Our first Cheap Thrills professor is Laura Brandau, who works as a consulting business analyst and serves as the middlewoman when businesses start picking out software projects, helping both sides work efficiently through the process. She also blogs about it at bridging-the-gap.com.
Brandau has translated her skills as a business analyst to help everyday consumers with our first lesson: What should you ask yourself before plunking down the cash on an impulse buy?
Step 1: Don’t go shopping without a plan
I recently confessed that I entered the Outlets at Castle Rock without a shopping list. Bad idea.
“In business analysis we always have to start by making a list of the things that we want,” Brandau explains, and I nod, looking at the third pair of flip flops I bought last weekend. “If you make a list before you shop around for solutions you’ll go into the shopping knowing better what you’re looking for.”

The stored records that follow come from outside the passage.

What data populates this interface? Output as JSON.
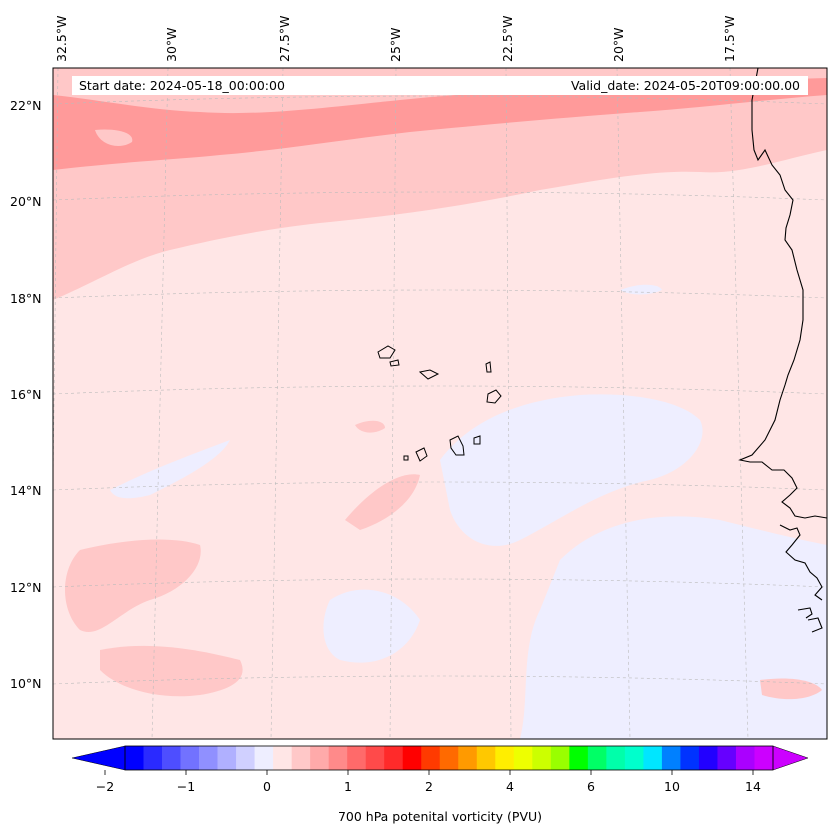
{
  "map": {
    "start_date": "Start date: 2024-05-18_00:00:00",
    "valid_date": "Valid_date: 2024-05-20T09:00:00.00",
    "lon_labels": [
      "32.5°W",
      "30°W",
      "27.5°W",
      "25°W",
      "22.5°W",
      "20°W",
      "17.5°W"
    ],
    "lat_labels": [
      "22°N",
      "20°N",
      "18°N",
      "16°N",
      "14°N",
      "12°N",
      "10°N"
    ],
    "colors": {
      "background_field": "#ffe6e6",
      "light_pink": "#ffc8c8",
      "medium_pink": "#ff9a9a",
      "light_lavender": "#eeeeff",
      "coastline": "#000000"
    }
  },
  "colorbar": {
    "label": "700 hPa potenital vorticity (PVU)",
    "tick_labels": [
      "−2",
      "−1",
      "0",
      "1",
      "2",
      "4",
      "6",
      "10",
      "14"
    ],
    "colors": [
      "#0000ff",
      "#2a2aff",
      "#4e4eff",
      "#7272ff",
      "#9090ff",
      "#b0b0ff",
      "#d0d0ff",
      "#eeeeff",
      "#ffe6e6",
      "#ffc8c8",
      "#ffaaaa",
      "#ff8a8a",
      "#ff6a6a",
      "#ff4a4a",
      "#ff2a2a",
      "#ff0000",
      "#ff3a00",
      "#ff6a00",
      "#ff9a00",
      "#ffc800",
      "#ffee00",
      "#eeff00",
      "#ccff00",
      "#99ff00",
      "#00ff00",
      "#00ff66",
      "#00ffaa",
      "#00ffcc",
      "#00e6ff",
      "#0080ff",
      "#0033ff",
      "#2200ff",
      "#6600ff",
      "#aa00ff",
      "#cc00ff"
    ]
  }
}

I confess about my recent shopping trip and Brandau laughs. “I’m much better when it comes to software.”
Step 2: Question the purchase
“In our field we ask ourselves, ‘What problem am I trying to solve?'” Brandau says.
I’ve never thought of it like this. I have a raccoon-like approach: “Shiny!” I’ll think, and then it’s in my shopping cart.
“If you go shopping, come across a pair of shoes, and immediately want them, stop and think if they’ll provide value for you. Step back for a minute and ask yourself what problem you’re solving: Does it finish off an outfit?
“Then think what solving that problem is worth for you,” Brandau adds. “Is it worth the cost of those shoes, or could you just dig in your closet for an older pair of shoes that solve the same problem?”
Step 3: It’s okay (sometimes) to buy stuff because it’s cool
“Sometimes the reason you want something is not related to what the product addresses,” Brandau points out. “But it helps with status–or has a coolness factor.”
These are hard to ignore, and Brandau says she ended up caving for a “cool purchase” recently–an iPod.
“I thought I would just get another mp3 player, I really didn’t need an iPod, but I justified it to myself because I had gotten some interrelated products that I couldn’t use without it,” she says.
I agree. I’ve recently been green with envy over my friends’ iPhones, especially now that my free-with-rebate phone is missing a large chunk off the top after I dropped it on the sidewalk.
“The point is not to give up on splurges,” Brandau says. “Just realize what needs they are filling, and think of how to balance that.”